The little face grew calm and soft at his question. Sweetly the music floated through the room, stilling the little sufferer, and comforting the watchers. When he had finished, Gianetta stretched out her arms.

“Thank you, dear Nicolo,” she said; “that was pleasant. Now I shall sleep; but you must never sleep; you have much else to do; you must go out into the world, and be famous—go away far, far from here. Do you mind my words? Will you remember them?”

And she lay back exhausted on her pillow, never more to ask for music in this world. Gianetta was listening even then to the angels’ song.

That night Nicolo sat beside the dead body of his little friend. Lights burned, flowers were scattered round her, and prayers were said without ceasing in all those long hours. It was the custom of the country; it did not disturb the dead, and it comforted the living.

And when morning dawned, the friendless boy went back to his little room across the road, and there he poured out his heart in a farewell strain to his dear companion who had thus suddenly been snatched from him.
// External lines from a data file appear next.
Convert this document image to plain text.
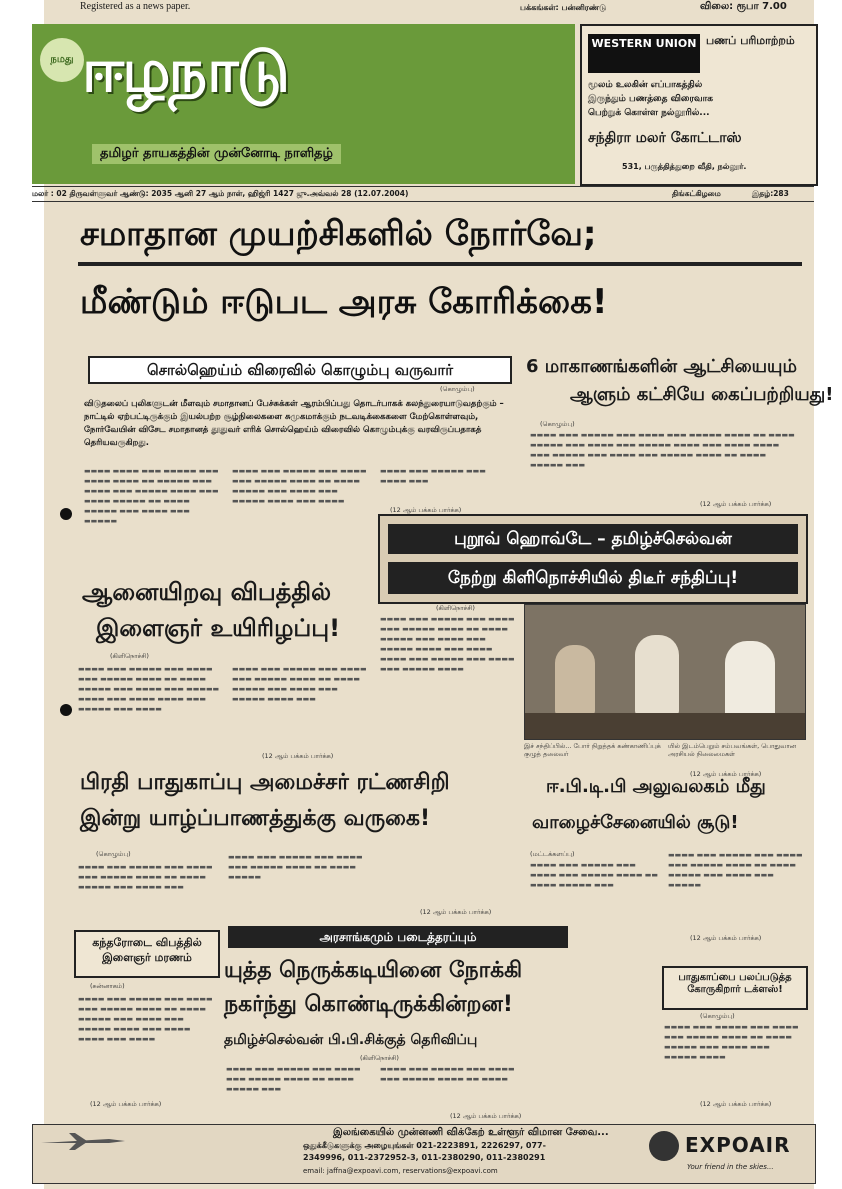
Registered as a news paper.	பக்கங்கள்: பன்னிரண்டு	விலை: ரூபா 7.00
நமது ஈழநாடு
தமிழர் தாயகத்தின் முன்னோடி நாளிதழ்
WESTERN UNION பணப் பரிமாற்றம்
மூலம் உலகின் எப்பாகத்தில்
இருந்தும் பணத்தை விரைவாக
பெற்றுக் கொள்ள நல்லூரில்...
சந்திரா மலர் கோட்டாஸ்
531, பருத்தித்துறை வீதி, நல்லூர்.
மலர் : 02 திருவள்ளுவர் ஆண்டு: 2035 ஆனி 27 ஆம் நாள், ஹிஜ்ரி 1427 ஜு.அவ்வல் 28 (12.07.2004)	திங்கட்கிழமை	இதழ்:283
சமாதான முயற்சிகளில் நோர்வே;
மீண்டும் ஈடுபட அரசு கோரிக்கை!
சொல்ஹெய்ம் விரைவில் கொழும்பு வருவார்
(கொழும்பு)
விடுதலைப் புலிகளுடன் மீளவும் சமாதானப் பேச்சுக்கள் ஆரம்பிப்பது தொடர்பாகக் கலந்துரையாடுவதற்கும் – நாட்டில் ஏற்பட்டிருக்கும் இயல்பற்ற சூழ்நிலைகளை சுமுகமாக்கும் நடவடிக்கைகளை மேற்கொள்ளவும், நோர்வேயின் விசேட சமாதானத் தூதுவர் எரிக் சொல்ஹெய்ம் விரைவில் கொழும்புக்கு வரவிருப்பதாகத் தெரியவருகிறது.
▬▬▬▬ ▬▬▬▬ ▬▬▬ ▬▬▬▬▬ ▬▬▬ ▬▬▬▬ ▬▬▬▬ ▬▬ ▬▬▬▬▬ ▬▬▬ ▬▬▬▬ ▬▬▬ ▬▬▬▬▬ ▬▬▬▬ ▬▬▬ ▬▬▬▬ ▬▬▬▬▬ ▬▬ ▬▬▬▬ ▬▬▬▬▬ ▬▬▬ ▬▬▬▬ ▬▬▬ ▬▬▬▬▬
▬▬▬▬ ▬▬▬ ▬▬▬▬▬ ▬▬▬ ▬▬▬▬ ▬▬▬ ▬▬▬▬▬ ▬▬▬▬ ▬▬ ▬▬▬▬ ▬▬▬▬▬ ▬▬▬ ▬▬▬▬ ▬▬▬ ▬▬▬▬▬ ▬▬▬▬ ▬▬▬ ▬▬▬▬
▬▬▬▬ ▬▬▬ ▬▬▬▬▬ ▬▬▬ ▬▬▬▬ ▬▬▬
(12 ஆம் பக்கம் பார்க்க)
6 மாகாணங்களின் ஆட்சியையும்
ஆளும் கட்சியே கைப்பற்றியது!
(கொழும்பு)
▬▬▬▬ ▬▬▬ ▬▬▬▬▬ ▬▬▬ ▬▬▬▬ ▬▬▬ ▬▬▬▬▬ ▬▬▬▬ ▬▬ ▬▬▬▬ ▬▬▬▬▬ ▬▬▬ ▬▬▬▬ ▬▬▬ ▬▬▬▬▬ ▬▬▬▬ ▬▬▬ ▬▬▬▬ ▬▬▬▬ ▬▬▬ ▬▬▬▬▬ ▬▬▬ ▬▬▬▬ ▬▬▬ ▬▬▬▬▬ ▬▬▬▬ ▬▬ ▬▬▬▬ ▬▬▬▬▬ ▬▬▬
(12 ஆம் பக்கம் பார்க்க)
புறூவ் ஹொவ்டே – தமிழ்ச்செல்வன்
நேற்று கிளிநொச்சியில் திடீர் சந்திப்பு!
ஆனையிறவு விபத்தில்
இளைஞர் உயிரிழப்பு!
(கிளிநொச்சி)
▬▬▬▬ ▬▬▬ ▬▬▬▬▬ ▬▬▬ ▬▬▬▬ ▬▬▬ ▬▬▬▬▬ ▬▬▬▬ ▬▬ ▬▬▬▬ ▬▬▬▬▬ ▬▬▬ ▬▬▬▬ ▬▬▬ ▬▬▬▬▬ ▬▬▬▬ ▬▬▬ ▬▬▬▬ ▬▬▬▬ ▬▬▬ ▬▬▬▬▬ ▬▬▬ ▬▬▬▬
▬▬▬▬ ▬▬▬ ▬▬▬▬▬ ▬▬▬ ▬▬▬▬ ▬▬▬ ▬▬▬▬▬ ▬▬▬▬ ▬▬ ▬▬▬▬ ▬▬▬▬▬ ▬▬▬ ▬▬▬▬ ▬▬▬ ▬▬▬▬▬ ▬▬▬▬ ▬▬▬
(12 ஆம் பக்கம் பார்க்க)
(கிளிநொச்சி)
▬▬▬▬ ▬▬▬ ▬▬▬▬▬ ▬▬▬ ▬▬▬▬ ▬▬▬ ▬▬▬▬▬ ▬▬▬▬ ▬▬ ▬▬▬▬ ▬▬▬▬▬ ▬▬▬ ▬▬▬▬ ▬▬▬ ▬▬▬▬▬ ▬▬▬▬ ▬▬▬ ▬▬▬▬ ▬▬▬▬ ▬▬▬ ▬▬▬▬▬ ▬▬▬ ▬▬▬▬ ▬▬▬ ▬▬▬▬▬ ▬▬▬▬
இச் சந்திப்பில்... போர் நிறுத்தக் கண்காணிப்புக் குழுத் தலைவர்
யில் இடம்பெறும் சம்பவங்கள், பொதுவான அரசியல் நிலைமைகள்
(12 ஆம் பக்கம் பார்க்க)
பிரதி பாதுகாப்பு அமைச்சர் ரட்ணசிறி
இன்று யாழ்ப்பாணத்துக்கு வருகை!
(கொழும்பு)
▬▬▬▬ ▬▬▬ ▬▬▬▬▬ ▬▬▬ ▬▬▬▬ ▬▬▬ ▬▬▬▬▬ ▬▬▬▬ ▬▬ ▬▬▬▬ ▬▬▬▬▬ ▬▬▬ ▬▬▬▬ ▬▬▬
▬▬▬▬ ▬▬▬ ▬▬▬▬▬ ▬▬▬ ▬▬▬▬ ▬▬▬ ▬▬▬▬▬ ▬▬▬▬ ▬▬ ▬▬▬▬ ▬▬▬▬▬
(12 ஆம் பக்கம் பார்க்க)
ஈ.பி.டி.பி அலுவலகம் மீது
வாழைச்சேனையில் சூடு!
(மட்டக்களப்பு)
▬▬▬▬ ▬▬▬ ▬▬▬▬▬ ▬▬▬ ▬▬▬▬ ▬▬▬ ▬▬▬▬▬ ▬▬▬▬ ▬▬ ▬▬▬▬ ▬▬▬▬▬ ▬▬▬
▬▬▬▬ ▬▬▬ ▬▬▬▬▬ ▬▬▬ ▬▬▬▬ ▬▬▬ ▬▬▬▬▬ ▬▬▬▬ ▬▬ ▬▬▬▬ ▬▬▬▬▬ ▬▬▬ ▬▬▬▬ ▬▬▬ ▬▬▬▬▬
(12 ஆம் பக்கம் பார்க்க)
அரசாங்கமும் படைத்தரப்பும்
யுத்த நெருக்கடியினை நோக்கி
நகர்ந்து கொண்டிருக்கின்றன!
தமிழ்ச்செல்வன் பி.பி.சிக்குத் தெரிவிப்பு
(கிளிநொச்சி)
▬▬▬▬ ▬▬▬ ▬▬▬▬▬ ▬▬▬ ▬▬▬▬ ▬▬▬ ▬▬▬▬▬ ▬▬▬▬ ▬▬ ▬▬▬▬ ▬▬▬▬▬ ▬▬▬
▬▬▬▬ ▬▬▬ ▬▬▬▬▬ ▬▬▬ ▬▬▬▬ ▬▬▬ ▬▬▬▬▬ ▬▬▬▬ ▬▬ ▬▬▬▬
(12 ஆம் பக்கம் பார்க்க)
கந்தரோடை விபத்தில்
இளைஞர் மரணம்
(சுன்னாகம்)
▬▬▬▬ ▬▬▬ ▬▬▬▬▬ ▬▬▬ ▬▬▬▬ ▬▬▬ ▬▬▬▬▬ ▬▬▬▬ ▬▬ ▬▬▬▬ ▬▬▬▬▬ ▬▬▬ ▬▬▬▬ ▬▬▬ ▬▬▬▬▬ ▬▬▬▬ ▬▬▬ ▬▬▬▬ ▬▬▬▬ ▬▬▬ ▬▬▬▬
(12 ஆம் பக்கம் பார்க்க)
பாதுகாப்பை பலப்படுத்த
கோருகிறார் டக்ளஸ்!
(கொழும்பு)
▬▬▬▬ ▬▬▬ ▬▬▬▬▬ ▬▬▬ ▬▬▬▬ ▬▬▬ ▬▬▬▬▬ ▬▬▬▬ ▬▬ ▬▬▬▬ ▬▬▬▬▬ ▬▬▬ ▬▬▬▬ ▬▬▬ ▬▬▬▬▬ ▬▬▬▬
(12 ஆம் பக்கம் பார்க்க)
இலங்கையில் முன்னணி விக்கேற் உள்ளூர் விமான சேவை...
ஒதுக்கீடுகளுக்கு அழையுங்கள் 021-2223891, 2226297, 077-
2349996, 011-2372952-3, 011-2380290, 011-2380291
email: jaffna@expoavi.com, reservations@expoavi.com
EXPOAIR
Your friend in the skies...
There was no more now to be done but  to fulfil her last command—to go out into the world, and to make himself famous.

Did he do so?

Ask those who love music, and hold dear all great names in its roll of fame, if they ever heard of Nicolo Paganini; for it is of his boyhood that I write.

How far he owed his success in life to a little girl, each reader may judge for himself. She certainly inspired him with courage when he was very down-hearted; and through all his brilliant career, I think he at least must always have remembered her with gratitude.